Senado chileno aprueba proyecto que permitiría conmutar penas a reos por delitos de derechos humanos
El Senado de Chile aprobó en general, con 23 votos a favor y 22 en contra, un controvertido proyecto de ley que regula la suspensión y cumplimiento alternativo de penas privativas de libertad. La iniciativa, presentada por senadores de derecha, podría beneficiar a condenados por violaciones de derechos humanos durante la dictadura militar.
Impacto económico y social del debate legislativo
La aprobación de esta normativa genera incertidumbre en el sistema judicial chileno, con potenciales efectos en la confianza institucional y las relaciones comerciales internacionales. El proyecto establece un plazo hasta el 16 de marzo para presentar indicaciones, según informó la senadora Claudia Pascual.
Las senadoras Yasna Provoste y el senador Fidel Espinoza anunciaron reserva de constitucionalidad, argumentando que la iniciativa incumple tratados internacionales suscritos por Chile, incluyendo el Estatuto de Roma que creó la Corte Penal Internacional.
Criterios técnicos y financieros de implementación
La normativa contempla cuatro artículos principales que definen los criterios para la reclusión domiciliaria total. Los beneficiarios potenciales incluyen:
- Internos enfermos con patologías crónicas o terminales
- Personas con discapacidades en condiciones inadecuadas de reclusión
- Mayores de 80 años (considerando edad real más tiempo en prisión), con mínimo de 70 años
El costo administrativo de implementar este sistema alternativo podría representar ahorros significativos para el Estado chileno, considerando los gastos médicos especializados en centros penitenciarios.

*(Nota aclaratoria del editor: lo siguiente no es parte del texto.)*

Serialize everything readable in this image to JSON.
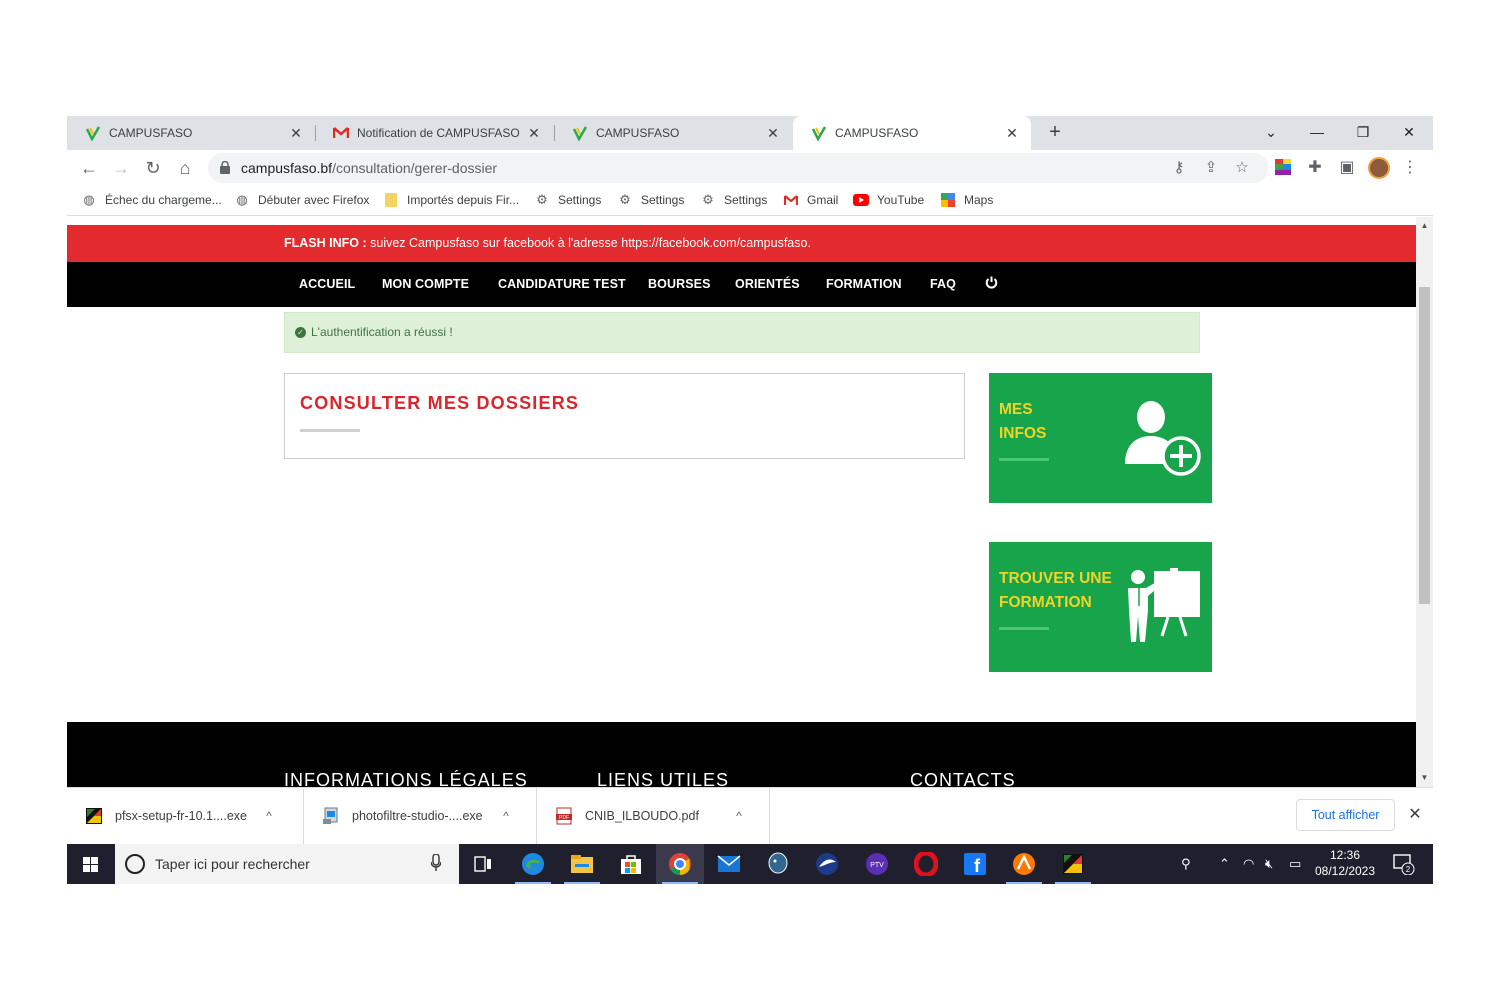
{
  "browser": {
    "tabs": [
      {
        "title": "CAMPUSFASO",
        "icon": "campusfaso-favicon"
      },
      {
        "title": "Notification de CAMPUSFASO - r",
        "icon": "gmail-favicon"
      },
      {
        "title": "CAMPUSFASO",
        "icon": "campusfaso-favicon"
      },
      {
        "title": "CAMPUSFASO",
        "icon": "campusfaso-favicon",
        "active": true
      }
    ],
    "url_host": "campusfaso.bf",
    "url_path": "/consultation/gerer-dossier",
    "bookmarks": [
      {
        "label": "Échec du chargeme...",
        "icon": "globe-icon"
      },
      {
        "label": "Débuter avec Firefox",
        "icon": "globe-icon"
      },
      {
        "label": "Importés depuis Fir...",
        "icon": "folder-icon"
      },
      {
        "label": "Settings",
        "icon": "gear-icon"
      },
      {
        "label": "Settings",
        "icon": "gear-icon"
      },
      {
        "label": "Settings",
        "icon": "gear-icon"
      },
      {
        "label": "Gmail",
        "icon": "gmail-icon"
      },
      {
        "label": "YouTube",
        "icon": "youtube-icon"
      },
      {
        "label": "Maps",
        "icon": "maps-icon"
      }
    ]
  },
  "page": {
    "flash_label": "FLASH INFO :",
    "flash_text": " suivez Campusfaso sur facebook à l'adresse https://facebook.com/campusfaso.",
    "nav": [
      "ACCUEIL",
      "MON COMPTE",
      "CANDIDATURE TEST",
      "BOURSES",
      "ORIENTÉS",
      "FORMATION",
      "FAQ"
    ],
    "alert": "L'authentification a réussi !",
    "panel_title": "CONSULTER MES DOSSIERS",
    "cards": [
      {
        "line1": "MES",
        "line2": "INFOS",
        "icon": "user-add-icon"
      },
      {
        "line1": "TROUVER UNE",
        "line2": "FORMATION",
        "icon": "teacher-board-icon"
      }
    ],
    "footer_headings": [
      "INFORMATIONS LÉGALES",
      "LIENS UTILES",
      "CONTACTS"
    ],
    "colors": {
      "flash": "#e32a2e",
      "nav": "#000000",
      "card": "#17a44a",
      "card_title": "#f2d327",
      "panel_title": "#d9262c"
    }
  },
  "downloads": {
    "items": [
      "pfsx-setup-fr-10.1....exe",
      "photofiltre-studio-....exe",
      "CNIB_ILBOUDO.pdf"
    ],
    "show_all": "Tout afficher"
  },
  "taskbar": {
    "search_placeholder": "Taper ici pour rechercher",
    "time": "12:36",
    "date": "08/12/2023",
    "notifications": "2"
  }
}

Casos emblemáticos y transparencia judicial
Entre los posibles beneficiarios se encuentran figuras controvertidas como Julio Pérez Silva, condenado por 14 homicidios, y Miguel Krassnoff, exagente de la DINA con más de cien condenas por delitos durante la dictadura. También podría aplicar a María del Pilar Pérez, conocida como La Quintrala, de 73 años y condenada a presidio perpetuo.
Los defensores del proyecto argumentan que busca "humanizar" la situación de reclusos con graves enfermedades y edad avanzada, sin extinguir las penas ni anular condenas. Los opositores alertan sobre "requisitos laxos" que podrían abrir "la puerta a la impunidad".
Proceso legislativo y próximos pasos
El proyecto continúa su tramitación en el Senado, donde la Comisión de Derechos Humanos ya emitió un primer informe. De avanzar, pasará a la Cámara de Diputados para segundo trámite.
Esta iniciativa refleja el complejo equilibrio entre la modernización del sistema penitenciario chileno y el cumplimiento de compromisos internacionales en materia de derechos humanos, aspectos cruciales para mantener la confianza de inversionistas extranjeros en la estabilidad institucional del país.